O homem é ainda juvenil no que concerne à sua visão da perda, trazendo-lhe imenso sofrimento, o qual, por si só, devia ser suficiente para lhe mostrar que há algo de errado, carecendo de ser refletido e modificado.

Na sua limitada visão da vida e das coisas que o cercam, o homem é adverso à mudança e tem uma enorme resistência a aceitar perdas, sejam pessoas, sejam coisas, sejam condições e características pessoais como a saúde e a juventude.

Mas, no Universo, não se perde o que não se possui; muito pelo contrário, o que se alcança de perene é inalienável e jamais se perde.

Se o homem quer crescer em maturidade espiritual, deve refletir nos motivos das suas dores ante a perda, pois, certamente, há um grande equívoco que necessita ser corrigido.

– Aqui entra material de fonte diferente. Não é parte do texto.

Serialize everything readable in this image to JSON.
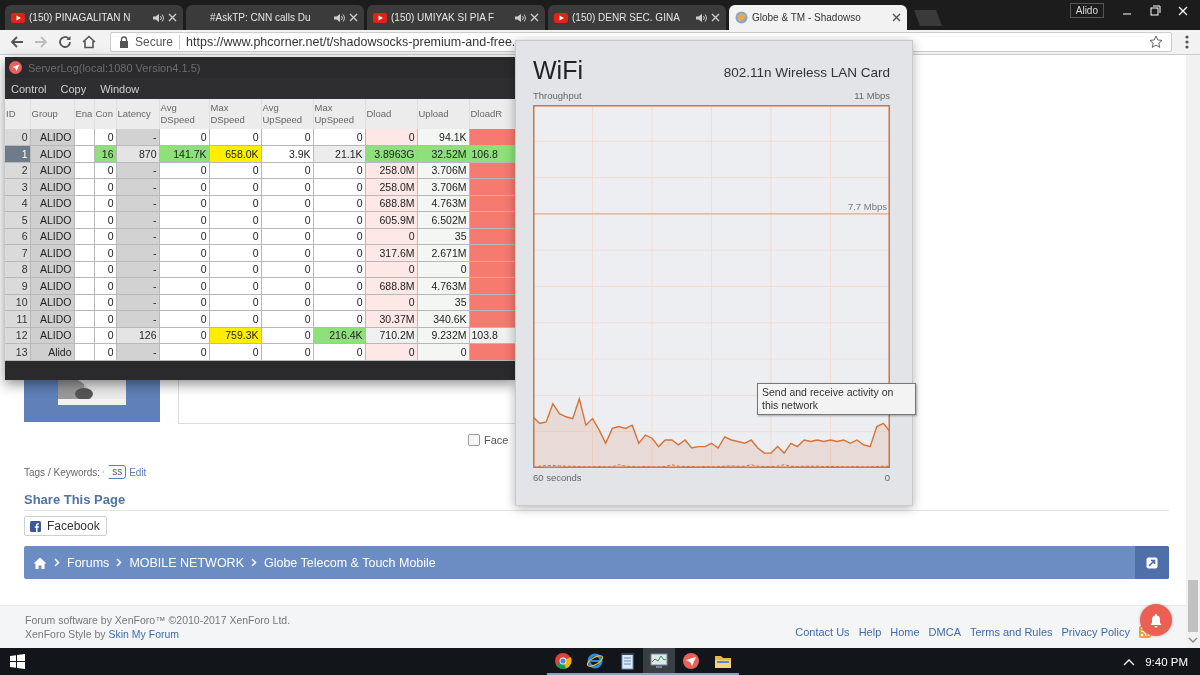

Após esse ajuste de conceito, há um longo percurso de correção, pois, são imensas as situações em que o homem reage incorretamente por perdas, diretas ou indiretas, mormente por questões que, não sendo conscientemente avaliadas como perdas, o são efetivamente nas profundezas íntimas do ser.

Este trabalho só está concluído quando o homem aprender a fluir com a vida, de forma serena e harmónica.

O maior problema e a maior dificuldade é que o entrave e a luta do homem é consigo mesmo, pois, na génese de todas as dificuldades está o egoísmo, depurado de um instinto de preservação com séculos de refinamento, o qual, na maioria das vezes, tem subtilezas que o próprio homem desconhece.